Gazze, gerek tarihsel hafıza ve metinlerde örneği bulunmayan her türlü kayıt dışı ve insanlık ötesindeki barbarlığın, kozmik karşıtı kaosun, soykırımın yaşandığı ve bahusus kalemin tanıklık etmekten haya-utanç duyduğu, zulmün her türlüsüne maruz kaldığı coğrafya, mekân…

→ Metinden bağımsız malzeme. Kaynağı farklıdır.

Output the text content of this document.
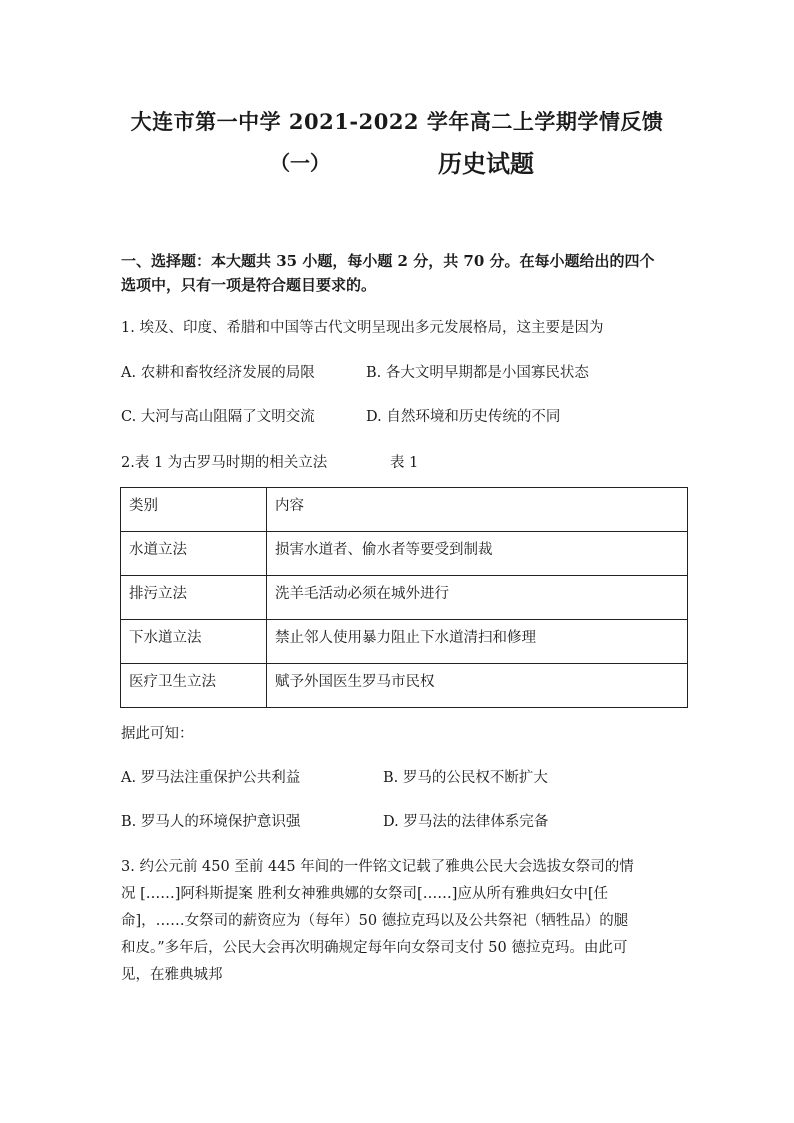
大连市第一中学 2021-2022 学年高二上学期学情反馈
（一）	历史试题
一、选择题：本大题共 35 小题，每小题 2 分，共 70 分。在每小题给出的四个
选项中，只有一项是符合题目要求的。
1. 埃及、印度、希腊和中国等古代文明呈现出多元发展格局，这主要是因为
A. 农耕和畜牧经济发展的局限	B. 各大文明早期都是小国寡民状态
C. 大河与高山阻隔了文明交流	D. 自然环境和历史传统的不同
2.表 1 为古罗马时期的相关立法	表 1
类别	内容
水道立法	损害水道者、偷水者等要受到制裁
排污立法	洗羊毛活动必须在城外进行
下水道立法	禁止邻人使用暴力阻止下水道清扫和修理
医疗卫生立法	赋予外国医生罗马市民权
据此可知：
A. 罗马法注重保护公共利益	B. 罗马的公民权不断扩大
B. 罗马人的环境保护意识强	D. 罗马法的法律体系完备
3. 约公元前 450 至前 445 年间的一件铭文记载了雅典公民大会选拔女祭司的情
况 [……]阿科斯提案 胜利女神雅典娜的女祭司[……]应从所有雅典妇女中[任
命]，……女祭司的薪资应为（每年）50 德拉克玛以及公共祭祀（牺牲品）的腿
和皮。”多年后，公民大会再次明确规定每年向女祭司支付 50 德拉克玛。由此可
见，在雅典城邦
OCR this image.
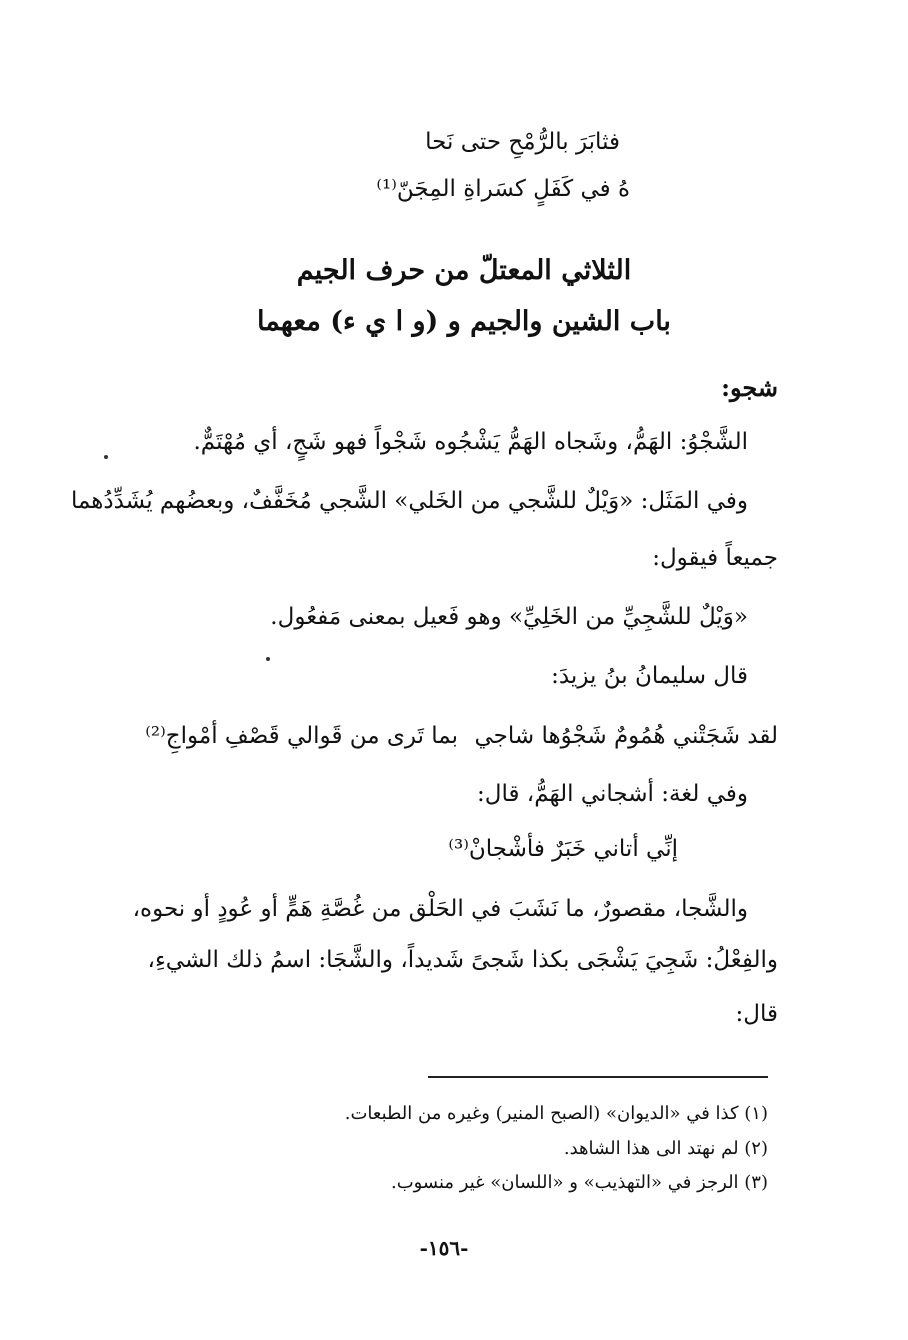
فثابَرَ بالرُّمْحِ حتى نَحا
هُ في كَفَلٍ كسَراةِ المِجَنّ⁽¹⁾
الثلاثي المعتلّ من حرف الجيم
باب الشين والجيم و (و ا ي ء) معهما
شجو:
الشَّجْوُ: الهَمُّ، وشَجاه الهَمُّ يَشْجُوه شَجْواً فهو شَجٍ، أي مُهْتَمٌّ.
وفي المَثَل: «وَيْلٌ للشَّجي من الخَلي» الشَّجي مُخَفَّفٌ، وبعضُهم يُشَدِّدُهما
جميعاً فيقول:
«وَيْلٌ للشَّجِيِّ من الخَلِيِّ» وهو فَعيل بمعنى مَفعُول.
قال سليمانُ بنُ يزيدَ:
لقد شَجَتْني هُمُومٌ شَجْوُها شاجي
بما تَرى من قَوالي قَصْفِ أمْواجِ⁽²⁾
وفي لغة: أشجاني الهَمُّ، قال:
إنِّي أتاني خَبَرٌ فأشْجانْ⁽³⁾
والشَّجا، مقصورٌ، ما نَشَبَ في الحَلْق من غُصَّةِ هَمٍّ أو عُودٍ أو نحوه،
والفِعْلُ: شَجِيَ يَشْجَى بكذا شَجىً شَديداً، والشَّجَا: اسمُ ذلك الشيءِ،
قال:
(١) كذا في «الديوان» (الصبح المنير) وغيره من الطبعات.
(٢) لم نهتد الى هذا الشاهد.
(٣) الرجز في «التهذيب» و «اللسان» غير منسوب.
-١٥٦-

Gazze, insanlığın ve insaniyetin yitirildiği, zulmün kalemle tabir ve tarif edilmediği, aklın idrak etmekten nakıs kaldığı ya da güçlük çektiği çıkmazların diyarı, olayların analitik çözümlemesinin dumura uğradığı yer, uluslararası tüm sözleşmelerin geçersiz olduğu adres…
Bizler, insanlık, insaniyet, her ne kadar yerli yerinde Gazze’ye şâhitlik etmez isek de Gazze şehidleri, hem dünyada hem de ahirette bizim şahidlerimizdir ki, şehadet ettiklerini çoktan adaletin gerçek sahibine, Hak Teâlâ’ya iletmişlerdir. Öyle ki vay halimize.
Gazze şehidlerinin, Allah’ın huzurunda, tüm insanlığın ve özellikle Müslümanların davranış, söylem ve eylemlerine tanıklıkları düşünüldüğünde; o vakit kozmik yasa ile sosyal düzenin halifesi olarak Allah ile yapılan misâkın hükmü nerede?...
Gazze, her ne kadar kalem yazamaz olsa, şer ittifakları birlik olsa, insanlık sessiz kalsa da, her şeye rağmen şimdiden, er geç yakın gelecekte insanlığın, Müslümanların tanığı, önderi olacaktır. Gazze’deki haklı mücadele, tarihte Bedir, Uhud ve Hendek cihadları gibi nesilden nesile aktarılacak; Gazze şehitleri de Hz. Zekeriyya, Hz. Yahya, Hz. Yasir, Hz. Sümeyye, Hz. Hamza ve Hz. Ali gibi birer kahramanlar olarak dilden dile hikaye edilecektir.
Böylece Gazze mücadelesi ve şehidleri toplumsal birliktelik ve beraberlik arayışımızda dağılan sosyolojik bağlarımızı yeniden perçinleştirecektir inşallah.